Mychal Mulder is deceptively smooth. Just like his jump shot, his answers are sweet and frequently on target. He smiles at just the right times, answering questions without interruption as if reading meticulously prepared responses off a Big Blue teleprompter. I can see him someday becoming a coach, or politician, or President.
I’m mesmerized by Tai Wynyard’s New Zealand accent. Those lilting Kiwi tones just don’t mix well with talk of physically violent play. When I heard Tai say “Next Mahn Up” in a recent interview, I felt like I was watching a young Russell Crowe getting ready to do battle in Gladiator. Whether playing two minutes or riding the pine, he’s always ready for action. How can you not love the kid?
Just like his presence on the court, Sacha Killeya-Jones has been missing in action on the interview circuit. The one or two times he’s been available, he certainly looks the part—tall, athletic, intelligent, nice hair, and good sense of humor. It’s just that when you rarely get off the bench, there’s just not a whole lot you have to say. Hopefully that will change in the upcoming weeks.
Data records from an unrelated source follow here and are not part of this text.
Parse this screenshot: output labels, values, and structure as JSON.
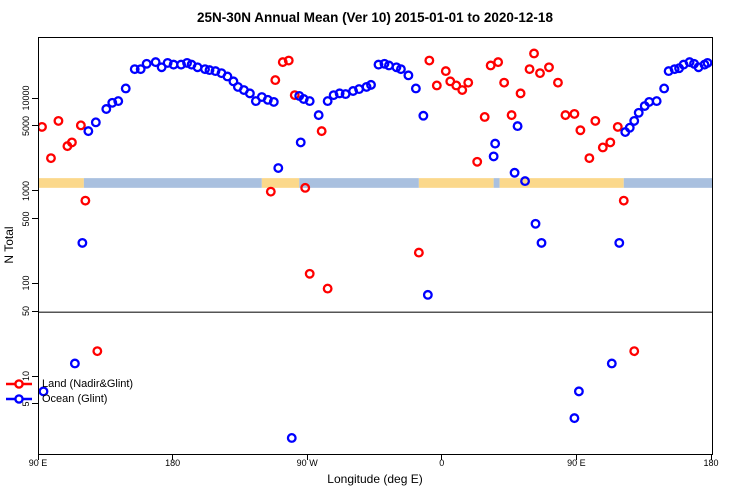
{
  "title": "25N-30N Annual Mean (Ver 10)   2015-01-01 to 2020-12-18",
  "legend": {
    "items": [
      {
        "label": "Land (Nadir&Glint)",
        "color": "#FF0000"
      },
      {
        "label": "Ocean (Glint)",
        "color": "#0000FF"
      }
    ]
  },
  "chart_data": {
    "type": "scatter",
    "title": "25N-30N Annual Mean (Ver 10)   2015-01-01 to 2020-12-18",
    "xlabel": "Longitude (deg E)",
    "ylabel": "N Total",
    "x_axis": {
      "range": [
        90,
        540
      ],
      "note": "longitude axis wraps eastward: 90E to 180 to 90W to 0 to 90E to 180",
      "ticks": [
        {
          "value": 90,
          "label": "90 E"
        },
        {
          "value": 180,
          "label": "180"
        },
        {
          "value": 270,
          "label": "90 W"
        },
        {
          "value": 360,
          "label": "0"
        },
        {
          "value": 450,
          "label": "90 E"
        },
        {
          "value": 540,
          "label": "180"
        }
      ]
    },
    "y_axis": {
      "scale": "log",
      "range": [
        1.5,
        45000
      ],
      "ticks": [
        5,
        10,
        50,
        100,
        500,
        1000,
        5000,
        10000
      ]
    },
    "reference_line": {
      "y": 50,
      "color": "#555555"
    },
    "land_ocean_band": {
      "value_range": [
        1100,
        1400
      ],
      "land_color": "#FBD88B",
      "ocean_color": "#A9C0DF",
      "segments": [
        {
          "from": 90,
          "to": 120,
          "type": "land"
        },
        {
          "from": 120,
          "to": 239,
          "type": "ocean"
        },
        {
          "from": 239,
          "to": 264,
          "type": "land"
        },
        {
          "from": 264,
          "to": 344,
          "type": "ocean"
        },
        {
          "from": 344,
          "to": 394,
          "type": "land"
        },
        {
          "from": 394,
          "to": 398,
          "type": "ocean"
        },
        {
          "from": 398,
          "to": 481,
          "type": "land"
        },
        {
          "from": 481,
          "to": 540,
          "type": "ocean"
        }
      ]
    },
    "series": [
      {
        "name": "Land (Nadir&Glint)",
        "color": "#FF0000",
        "points": [
          [
            92,
            5000
          ],
          [
            98,
            2300
          ],
          [
            103,
            5800
          ],
          [
            109,
            3100
          ],
          [
            112,
            3400
          ],
          [
            118,
            5200
          ],
          [
            121,
            800
          ],
          [
            129,
            19
          ],
          [
            245,
            1000
          ],
          [
            248,
            16000
          ],
          [
            253,
            25000
          ],
          [
            257,
            26000
          ],
          [
            261,
            11000
          ],
          [
            268,
            1100
          ],
          [
            271,
            130
          ],
          [
            279,
            4500
          ],
          [
            283,
            90
          ],
          [
            344,
            220
          ],
          [
            351,
            26000
          ],
          [
            356,
            14000
          ],
          [
            362,
            20000
          ],
          [
            365,
            15500
          ],
          [
            369,
            14000
          ],
          [
            373,
            12500
          ],
          [
            377,
            15000
          ],
          [
            383,
            2100
          ],
          [
            388,
            6400
          ],
          [
            392,
            23000
          ],
          [
            397,
            25000
          ],
          [
            401,
            15000
          ],
          [
            406,
            6700
          ],
          [
            412,
            11500
          ],
          [
            418,
            21000
          ],
          [
            421,
            31000
          ],
          [
            425,
            19000
          ],
          [
            431,
            22000
          ],
          [
            437,
            15000
          ],
          [
            442,
            6700
          ],
          [
            448,
            6900
          ],
          [
            452,
            4600
          ],
          [
            458,
            2300
          ],
          [
            462,
            5800
          ],
          [
            467,
            3000
          ],
          [
            472,
            3400
          ],
          [
            477,
            5000
          ],
          [
            481,
            800
          ],
          [
            488,
            19
          ]
        ]
      },
      {
        "name": "Ocean (Glint)",
        "color": "#0000FF",
        "points": [
          [
            93,
            7
          ],
          [
            114,
            14
          ],
          [
            119,
            280
          ],
          [
            123,
            4500
          ],
          [
            128,
            5600
          ],
          [
            135,
            7800
          ],
          [
            139,
            9100
          ],
          [
            143,
            9500
          ],
          [
            148,
            13000
          ],
          [
            154,
            21000
          ],
          [
            158,
            21000
          ],
          [
            162,
            24000
          ],
          [
            168,
            25000
          ],
          [
            172,
            22000
          ],
          [
            176,
            24500
          ],
          [
            180,
            23500
          ],
          [
            185,
            23500
          ],
          [
            189,
            24500
          ],
          [
            192,
            23500
          ],
          [
            196,
            22000
          ],
          [
            201,
            21000
          ],
          [
            204,
            20500
          ],
          [
            208,
            20000
          ],
          [
            212,
            19000
          ],
          [
            216,
            17500
          ],
          [
            220,
            15500
          ],
          [
            223,
            13500
          ],
          [
            227,
            12500
          ],
          [
            231,
            11500
          ],
          [
            235,
            9500
          ],
          [
            239,
            10500
          ],
          [
            243,
            9800
          ],
          [
            247,
            9300
          ],
          [
            250,
            1800
          ],
          [
            259,
            2.2
          ],
          [
            264,
            10800
          ],
          [
            265,
            3400
          ],
          [
            267,
            10000
          ],
          [
            271,
            9500
          ],
          [
            277,
            6700
          ],
          [
            283,
            9500
          ],
          [
            287,
            11000
          ],
          [
            291,
            11500
          ],
          [
            295,
            11300
          ],
          [
            300,
            12200
          ],
          [
            304,
            12800
          ],
          [
            309,
            13500
          ],
          [
            312,
            14200
          ],
          [
            317,
            23500
          ],
          [
            321,
            24000
          ],
          [
            324,
            23000
          ],
          [
            329,
            22000
          ],
          [
            332,
            21000
          ],
          [
            337,
            18000
          ],
          [
            342,
            13000
          ],
          [
            347,
            6600
          ],
          [
            350,
            77
          ],
          [
            394,
            2400
          ],
          [
            395,
            3300
          ],
          [
            408,
            1600
          ],
          [
            410,
            5100
          ],
          [
            415,
            1300
          ],
          [
            422,
            450
          ],
          [
            426,
            280
          ],
          [
            448,
            3.6
          ],
          [
            451,
            7
          ],
          [
            473,
            14
          ],
          [
            478,
            280
          ],
          [
            482,
            4400
          ],
          [
            485,
            4900
          ],
          [
            488,
            5800
          ],
          [
            491,
            7100
          ],
          [
            495,
            8400
          ],
          [
            498,
            9300
          ],
          [
            503,
            9500
          ],
          [
            508,
            13000
          ],
          [
            511,
            20000
          ],
          [
            515,
            21000
          ],
          [
            518,
            21500
          ],
          [
            521,
            23500
          ],
          [
            525,
            25000
          ],
          [
            528,
            24000
          ],
          [
            531,
            22000
          ],
          [
            535,
            23500
          ],
          [
            537,
            24500
          ]
        ]
      }
    ]
  }
}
I’m not surprised that all these kids are intelligent, well spoken, high character individuals. After all, they’re exactly the type of players Cal recruits to represent the UK program. Maybe they’re even “too nice” out on the basketball court. But for a novice like me, looking to deliver quality content and endearing stories, they’re as perfect off the court as they could possibly be.
This blog posting was originally submitted as a UK Basketball Column for Nolan Group Media publications.